Four Weddings centers on a quartet of American friends reuniting in London for (what else?) a wedding: political speechwriter Maya (Nathalie Emmanuel), who’s having an affair with her married boss; professor and failed novelist Duffy (John Reynolds); rich blonde Ainsley (Rebecca Rittenhouse); and Craig (Brandon Mychal Smith), who has a trashy British girlfriend named Zara (Sophia La Porta) his friends all hate. Their lives all get a lot more complicated, though, when Maya has an old-fashioned meet-cute with investment banker Kash (Nikesh Patel) at Heathrow Airport. (What could be more romantic than a dashing British gentleman helping you find your lost luggage?)
The main cast is delightful, with breakout actors from Game of Thrones, You’re the Worst and Search Party all mixing together effortlessly, feeling like old pals right out of the gate. (I could complain that they’ve inexplicably saddled Emmanuel with an American accent here, but she still manages to be lovely anyway.) This is a quintessentially British story, though, so the American pals do mingle with a host of Brits, highlighted by Ainsley’s icy pal Gemma (a hilarious Zoe Boyle) — when Maya asks her what she does, she sniffs, “I love my child too much to work” — and Sleepy Hollow star Tom Mison as Gemma’s frequently drunk husband Quentin. Putting four Americans at the heart of a Four Weddings and a Funeral series is admittedly a bit of an odd fit, but it ultimately works, with a nice blend of crass American laughs and dry British humor.
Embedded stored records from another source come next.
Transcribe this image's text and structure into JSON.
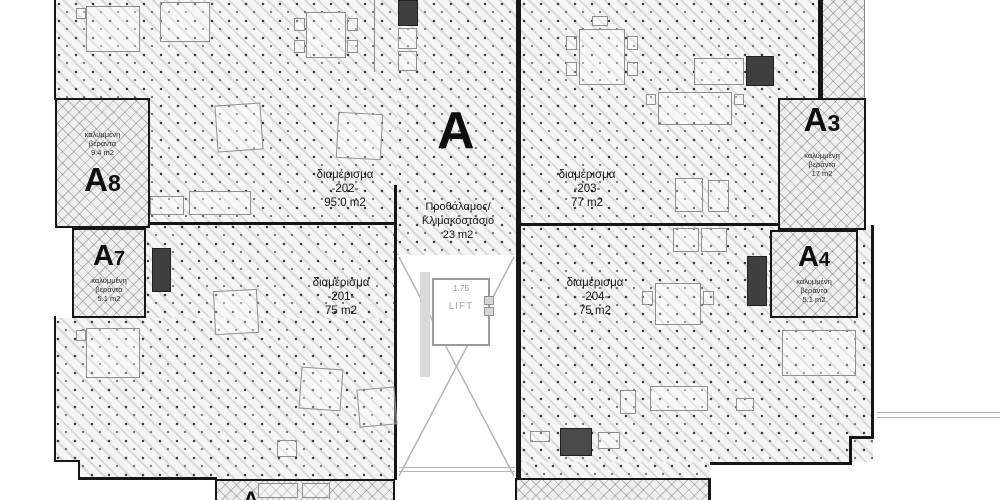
{
  "plan": {
    "building_label": "A",
    "hall": {
      "name_line1": "Προθάλαμος/",
      "name_line2": "Κλιμακοστάσιο",
      "area": "23 m2"
    },
    "lift": {
      "width_label": "1.75",
      "label": "LIFT"
    },
    "apartments": [
      {
        "name": "διαμέρισμα",
        "number": "-202-",
        "area": "95.0 m2"
      },
      {
        "name": "διαμέρισμα",
        "number": "-203-",
        "area": "77 m2"
      },
      {
        "name": "διαμέρισμα",
        "number": "-201-",
        "area": "75 m2"
      },
      {
        "name": "διαμέρισμα",
        "number": "-204-",
        "area": "75 m2"
      }
    ],
    "verandas": [
      {
        "letter": "A",
        "digit": "8",
        "desc_line1": "καλυμμένη",
        "desc_line2": "βεράντα",
        "area": "9.4 m2"
      },
      {
        "letter": "A",
        "digit": "7",
        "desc_line1": "καλυμμένη",
        "desc_line2": "βεράντα",
        "area": "5.1 m2"
      },
      {
        "letter": "A",
        "digit": "3",
        "desc_line1": "καλυμμένη",
        "desc_line2": "βεράντα",
        "area": "17 m2"
      },
      {
        "letter": "A",
        "digit": "4",
        "desc_line1": "καλυμμένη",
        "desc_line2": "βεράντα",
        "area": "5.1 m2"
      }
    ],
    "clipped_label": "A"
  },
  "colors": {
    "wall": "#161616",
    "floor": "#f5f5f5",
    "veranda": "#efefef",
    "lift_text": "#9a9a9a"
  }
}
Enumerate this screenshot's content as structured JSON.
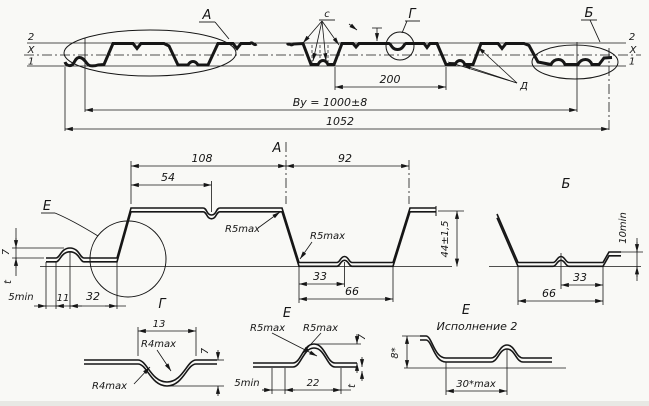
{
  "drawing_title": "Profiled sheet cross-section drawing",
  "top_view": {
    "ref_left": [
      "2",
      "X",
      "1"
    ],
    "ref_right": [
      "2",
      "X",
      "1"
    ],
    "label_a": "А",
    "label_c": "с",
    "label_g": "Г",
    "label_b": "Б",
    "label_d": "Д",
    "dim_pitch": "200",
    "dim_width": "Вy = 1000±8",
    "dim_total": "1052"
  },
  "view_a": {
    "title": "А",
    "dim_108": "108",
    "dim_54": "54",
    "dim_92": "92",
    "dim_height": "44±1,5",
    "radius_top": "R5max",
    "radius_bottom": "R5max",
    "dim_33": "33",
    "dim_66": "66",
    "dim_5min": "5min",
    "dim_11": "11",
    "dim_32": "32",
    "dim_7": "7",
    "dim_t": "t",
    "detail_label": "Е"
  },
  "view_b": {
    "title": "Б",
    "dim_10min": "10min",
    "dim_33": "33",
    "dim_66": "66"
  },
  "detail_g": {
    "title": "Г",
    "dim_13": "13",
    "radius_top": "R4max",
    "radius_bottom": "R4max",
    "dim_7": "7"
  },
  "detail_e": {
    "title": "Е",
    "radius_left": "R5max",
    "radius_right": "R5max",
    "dim_5min": "5min",
    "dim_22": "22",
    "dim_7": "7",
    "dim_t": "t"
  },
  "detail_e2": {
    "title": "Е",
    "subtitle": "Исполнение 2",
    "dim_height": "8*",
    "dim_width": "30*max"
  }
}
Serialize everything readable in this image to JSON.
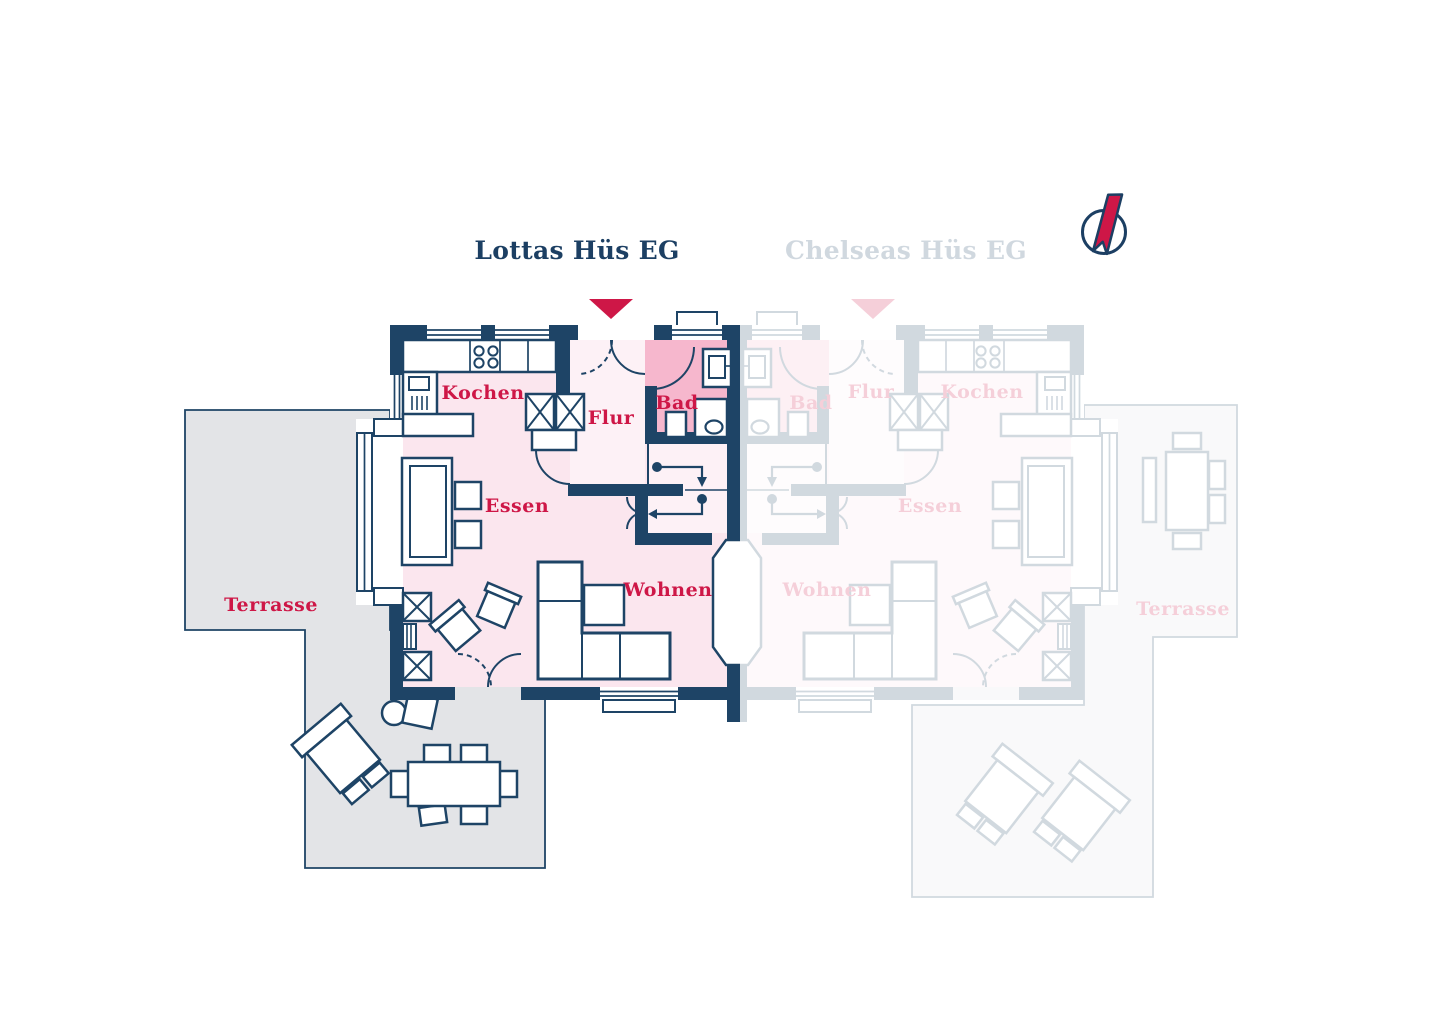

I’m a huge fan of the original Four Weddings and a Funeral, so it’s fun to spot the tiny nods here to that film and other Richard Curtis-penned rom-coms like Notting Hill and Love, Actually. (MacDowell appears here, actually, but as Ainsley’s mom, not the original’s Carrie.) The primary vibe here, though, springs from the minds of co-creator Mindy Kaling and showrunner Tracey Wigfield (creator of NBC’s criminally underrated Great News), who lend this a glossy, old-school rom-com feel similar to their work together on The Mindy Project. The pop-culture references are plentiful — Meghan Markle, the Fyre Festival and “Despacito” all get name-checked in the first episode alone — and they have a lot of fun untangling all of the complicated love connections within the friend group. (And there are a lot of them.)
There’s nothing incredibly groundbreaking and innovative about any of this… but there doesn’t really need to be. It’s a cute, lighthearted throwback that goes down easy in an era of tough-to-watch dramas, and like The Mindy Project, it doubles as an affectionate tribute to classic rom-coms. (Instead of trying to mock or reinvent the genre, it honors it, while deftly tapping into the potent power it still possesses.) The cast’s quick chemistry is remarkable, too: I enjoyed spending time with these people, and with a show like this, that’s a huge part of the appeal. Plus, there are a few surprising twists along the way, along with some grand romantic gestures and nicely heartfelt moments. (Yes, the first five episodes include at least one wedding… and a funeral.) Don’t hesitate, rom-com fans: RSVP “yes” to this one.
THE TVLINE BOTTOM LINE: Hulu’s Four Weddings and a Funeral series is a charmingly old-fashioned rom-com with witty writing and great cast chemistry.